Erik Spangler • pastlife laptops and attic instruments (2004)
for alto saxophone, electronics, & optional live turntables
 

The laptop on which I am writing recently had a stroke. I have no idea when it will die from its internal electrical burns, but my dependence on it allows me little time to take it in for repair. The tools at our disposal are so ephemeral, every new piece of technology so ripe for obsolescence. I was able to salvage one last sound file off of my previous laptop before it crapped out. That sound made it into the mix you are about to hear (or are listening to currently). Something of this situation was in my mind from the beginning of the composition process. Digital creations have something of the impermanence of a Tibetan sand mandala. While I am caught in the web of Babylonian technology, I also aim to work in the spirit of detachment from object-grasping, using the tools at my disposal with the intention to uplift and make heads nod.

--tech-y section (with some aesthetic relevance)--
This piece owes its existence to an ephemeral piece of digital technology called Final Scratch. This is a program/device that allows the user to manipulate sound files, stored on a computer, through the physical interface of 2 turntables and a mixer. Using specially grooved vinyl, the computer can recognize exactly where the needle is on the record and instantly responds to any changes in speed or direction. A sound file can thus be mapped onto each turntable and controlled by normal DJ techniques, cutting the channels with the mixer.
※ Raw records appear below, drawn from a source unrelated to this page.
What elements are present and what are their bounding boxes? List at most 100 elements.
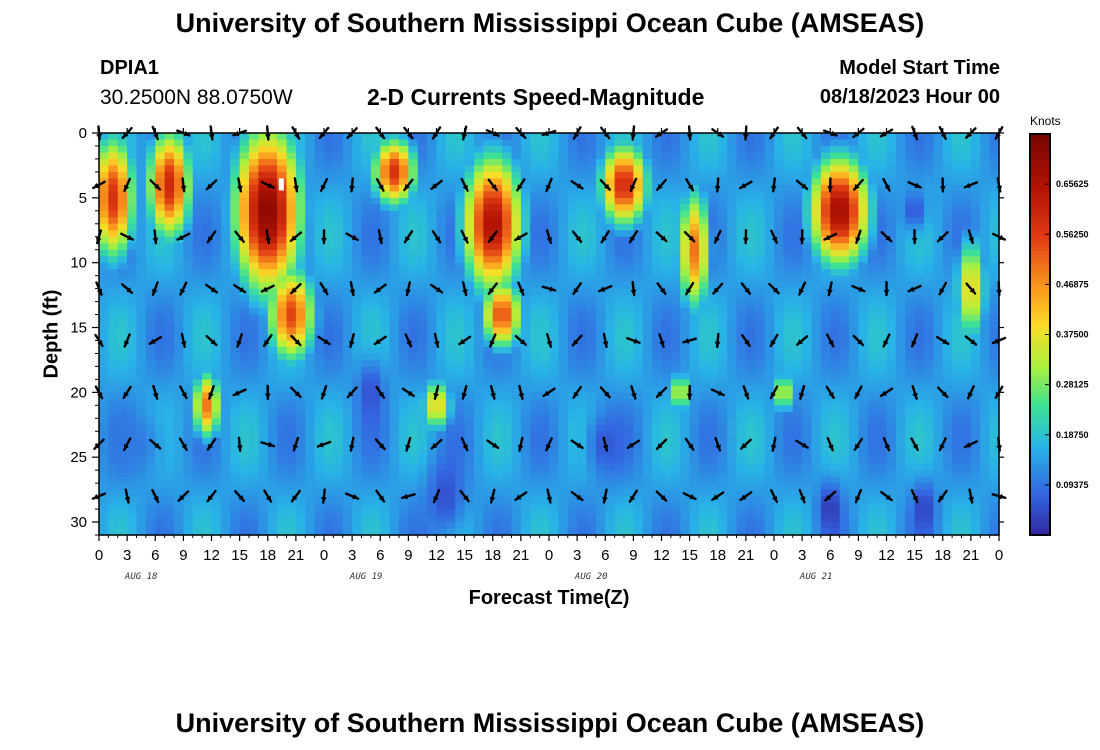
heatmap-cell — [436, 424, 447, 432]
heatmap-cell — [136, 288, 147, 296]
heatmap-cell — [136, 450, 147, 458]
heatmap-cell — [680, 191, 691, 199]
heatmap-cell — [183, 405, 194, 413]
heatmap-cell — [164, 489, 175, 497]
heatmap-cell — [520, 133, 531, 141]
heatmap-cell — [174, 165, 184, 173]
heatmap-cell — [614, 301, 625, 309]
heatmap-cell — [792, 366, 803, 374]
heatmap-cell — [474, 457, 484, 465]
heatmap-cell — [174, 476, 184, 484]
heatmap-cell — [792, 379, 803, 387]
heatmap-cell — [192, 334, 203, 342]
heatmap-cell — [736, 249, 747, 257]
heatmap-cell — [661, 275, 672, 283]
heatmap-cell — [249, 301, 259, 309]
heatmap-cell — [220, 353, 231, 361]
heatmap-cell — [736, 470, 747, 478]
heatmap-cell — [220, 249, 231, 257]
heatmap-cell — [417, 321, 428, 329]
heatmap-cell — [727, 288, 738, 296]
heatmap-cell — [595, 528, 606, 536]
heatmap-cell — [642, 437, 653, 445]
heatmap-cell — [99, 308, 109, 316]
heatmap-cell — [136, 509, 147, 517]
heatmap-cell — [239, 256, 250, 264]
heatmap-cell — [642, 321, 653, 329]
heatmap-cell — [249, 256, 259, 264]
heatmap-cell — [577, 515, 588, 523]
heatmap-cell — [267, 301, 278, 309]
heatmap-cell — [202, 133, 213, 141]
heatmap-cell — [830, 437, 841, 445]
heatmap-cell — [474, 392, 484, 400]
heatmap-cell — [445, 431, 456, 439]
heatmap-cell — [774, 463, 784, 471]
heatmap-cell — [586, 152, 597, 160]
heatmap-cell — [652, 379, 663, 387]
heatmap-cell — [502, 217, 513, 225]
heatmap-cell — [530, 489, 541, 497]
heatmap-cell — [464, 437, 475, 445]
heatmap-cell — [474, 437, 484, 445]
heatmap-cell — [239, 178, 250, 186]
heatmap-cell — [474, 366, 484, 374]
heatmap-cell — [520, 392, 531, 400]
heatmap-cell — [717, 346, 728, 355]
heatmap-cell — [727, 483, 738, 491]
heatmap-cell — [267, 223, 278, 231]
heatmap-cell — [445, 275, 456, 283]
heatmap-cell — [464, 191, 475, 199]
heatmap-cell — [295, 379, 306, 387]
heatmap-cell — [342, 483, 353, 491]
heatmap-cell — [474, 262, 484, 270]
heatmap-cell — [502, 210, 513, 218]
heatmap-cell — [586, 262, 597, 270]
heatmap-cell — [305, 334, 316, 342]
heatmap-cell — [342, 444, 353, 452]
heatmap-cell — [352, 470, 363, 478]
heatmap-cell — [295, 476, 306, 484]
heatmap-cell — [736, 191, 747, 199]
heatmap-cell — [811, 249, 822, 257]
heatmap-cell — [455, 366, 466, 374]
heatmap-cell — [239, 424, 250, 432]
heatmap-cell — [652, 295, 663, 303]
heatmap-cell — [267, 398, 278, 406]
heatmap-cell — [295, 359, 306, 368]
heatmap-cell — [689, 483, 700, 491]
heatmap-cell — [417, 392, 428, 400]
heatmap-cell — [595, 483, 606, 491]
heatmap-cell — [314, 301, 325, 309]
heatmap-cell — [399, 476, 409, 484]
heatmap-cell — [745, 184, 756, 192]
heatmap-cell — [117, 346, 128, 355]
heatmap-cell — [624, 282, 634, 290]
heatmap-cell — [642, 528, 653, 536]
heatmap-cell — [108, 314, 119, 322]
heatmap-cell — [577, 301, 588, 309]
heatmap-cell — [389, 217, 400, 225]
heatmap-cell — [380, 444, 391, 452]
heatmap-cell — [764, 269, 775, 277]
heatmap-cell — [764, 522, 775, 530]
heatmap-cell — [370, 359, 381, 368]
heatmap-cell — [802, 210, 813, 218]
heatmap-cell — [108, 249, 119, 257]
heatmap-cell — [370, 353, 381, 361]
heatmap-cell — [820, 522, 831, 530]
heatmap-cell — [277, 288, 288, 296]
heatmap-cell — [258, 308, 269, 316]
heatmap-cell — [370, 301, 381, 309]
heatmap-cell — [99, 256, 109, 264]
heatmap-cell — [267, 197, 278, 205]
heatmap-cell — [670, 489, 681, 497]
heatmap-cell — [155, 133, 166, 141]
heatmap-cell — [689, 139, 700, 147]
heatmap-cell — [249, 515, 259, 523]
heatmap-cell — [342, 295, 353, 303]
heatmap-cell — [511, 217, 522, 225]
heatmap-cell — [792, 522, 803, 530]
heatmap-cell — [483, 496, 494, 504]
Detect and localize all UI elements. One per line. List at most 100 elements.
This technological circumstance suggested a creative path as follows:

  1. Compose drum patterns and bass line (assembled in Reason program), with some found-sounds mixed in.
  2. Write out exposition of melodic material for alto saxophone, to be played over electronic mix.
  3. Record Brian playing the written out exposition plus an improvisation on the material.
  4. Cut up the recorded phrases, filtering and triggering them polyphonically over the drum patterns, bass line, etc., in the Reason program.
  5. Record additional layers by scratching with Brian’s phrases on the turntable, and additional scratch layers using freshly-recorded sounds (such as individual strata from the mix) as well as old records of John Cage, World Saxophone Quartet, etc., thus completing the playback electronic part.
  6. Compose of the full saxophone part, developed through cutting up/rearranging/extending/linking ideas from the exposition, interpolated with some material notated from Brian’s recorded improvisation (somewhat transformed). An element of live improvisation is also called for in sections of the score. Contour lines are introduced to suggest transformations of material “in the fingers” from other parts of the score, in dialogue with the electronic mix.
  7. Performance: piece may be played with electronic part as is, or, with live turntables scratching/mixing an additional improvisatory layer.